The media industry in the UK is experiencing rapid growth. Screen skills estimate that by 2025 there will be a shortage of over 21,000 crew members. How to battle this worker shortage has been the hot topic amongst industry leaders, many believing that more needs to be done in training younger generations. However, a recent report from the Film + TV charity highlights the importance of retaining older staff members. The report suggests that if older workers (50+) were retained the industry would have an additional 35,000 workers.

Retention has long been a problem for the industry, for several reasons:

  • Long hours of work.
  • High pressure.
  • Frequent travel.
  • Difficulty striking a work/life balance. 
  • Combining family life. 

When women reach their 30s and men a little bit older, there is a common trend of professionals leaving the industry in search of a better work/life balance.
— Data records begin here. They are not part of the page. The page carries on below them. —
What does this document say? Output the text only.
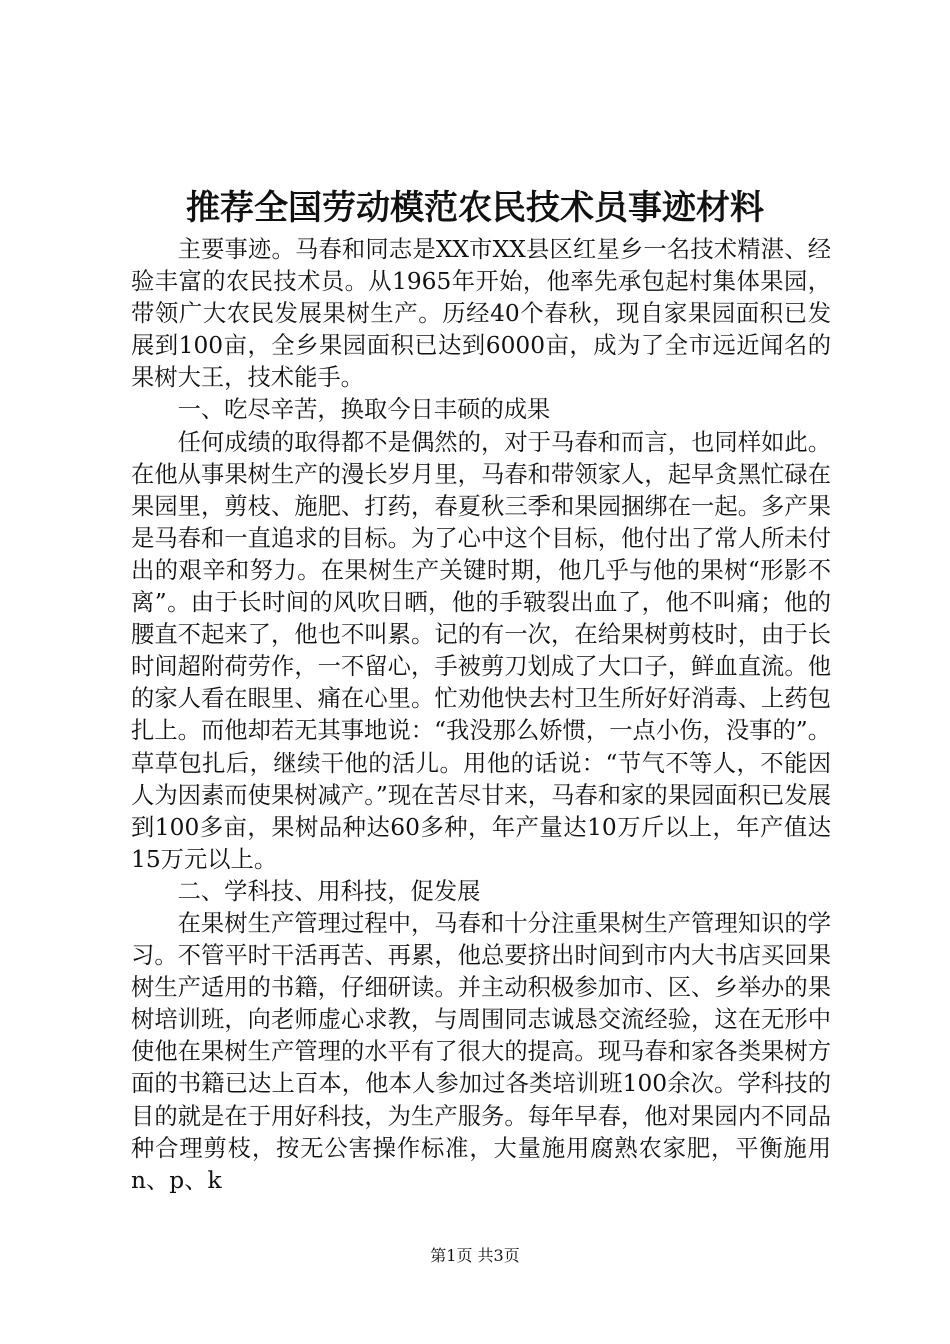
推荐全国劳动模范农民技术员事迹材料

主要事迹。马春和同志是XX市XX县区红星乡一名技术精湛、经验丰富的农民技术员。从1965年开始，他率先承包起村集体果园，带领广大农民发展果树生产。历经40个春秋，现自家果园面积已发展到100亩，全乡果园面积已达到6000亩，成为了全市远近闻名的果树大王，技术能手。

一、吃尽辛苦，换取今日丰硕的成果

任何成绩的取得都不是偶然的，对于马春和而言，也同样如此。在他从事果树生产的漫长岁月里，马春和带领家人，起早贪黑忙碌在果园里，剪枝、施肥、打药，春夏秋三季和果园捆绑在一起。多产果是马春和一直追求的目标。为了心中这个目标，他付出了常人所未付出的艰辛和努力。在果树生产关键时期，他几乎与他的果树“形影不离”。由于长时间的风吹日晒，他的手皲裂出血了，他不叫痛；他的腰直不起来了，他也不叫累。记的有一次，在给果树剪枝时，由于长时间超附荷劳作，一不留心，手被剪刀划成了大口子，鲜血直流。他的家人看在眼里、痛在心里。忙劝他快去村卫生所好好消毒、上药包扎上。而他却若无其事地说：“我没那么娇惯，一点小伤，没事的”。草草包扎后，继续干他的活儿。用他的话说：“节气不等人，不能因人为因素而使果树减产。”现在苦尽甘来，马春和家的果园面积已发展到100多亩，果树品种达60多种，年产量达10万斤以上，年产值达15万元以上。

二、学科技、用科技，促发展

在果树生产管理过程中，马春和十分注重果树生产管理知识的学习。不管平时干活再苦、再累，他总要挤出时间到市内大书店买回果树生产适用的书籍，仔细研读。并主动积极参加市、区、乡举办的果树培训班，向老师虚心求教，与周围同志诚恳交流经验，这在无形中使他在果树生产管理的水平有了很大的提高。现马春和家各类果树方面的书籍已达上百本，他本人参加过各类培训班100余次。学科技的目的就是在于用好科技，为生产服务。每年早春，他对果园内不同品种合理剪枝，按无公害操作标准，大量施用腐熟农家肥，平衡施用n、p、k

第1页 共3页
The retention issue has been flagged by industry leaders in the past such as Screenskills and BFI. 

There has been extensive discussion around the retention issue, but until now, no one has been able to quantify the number of people that have left the industry. The Film + TV charity’s report does just that, estimating that the industry could be losing out on between 24,000 to 35,000 staff members. This could go a long way to helping the growing need for more crew members. 

Working Together to Increase Retention:

It is vital as an industry we explore methods for retaining talent, to do this the reasons why staff leave need to be addressed. The Film + TV Charity report highlights 4 priorities staff would have if they returned to the industry: 

  • A job that offers flexible working hours (36%) 
  • A job where I can work from home (18%) 
  • A job that fits around my caring responsibilities (16%) 
  • A job that offers permanent employment (12%)

If we want the media industry to continue thriving in the UK it is vital that we keep hold of staff rather than losing a significant portion of top talent. To do this the industry is going to need to consider several factors; from pay to working hours. Additionally, the study demonstrated that older generations prefer to work in permanent roles than on temporary contracts. All this goes to show that working conditions and job quality will go on to play an increasingly important role in increasing labour market participation among older age groups.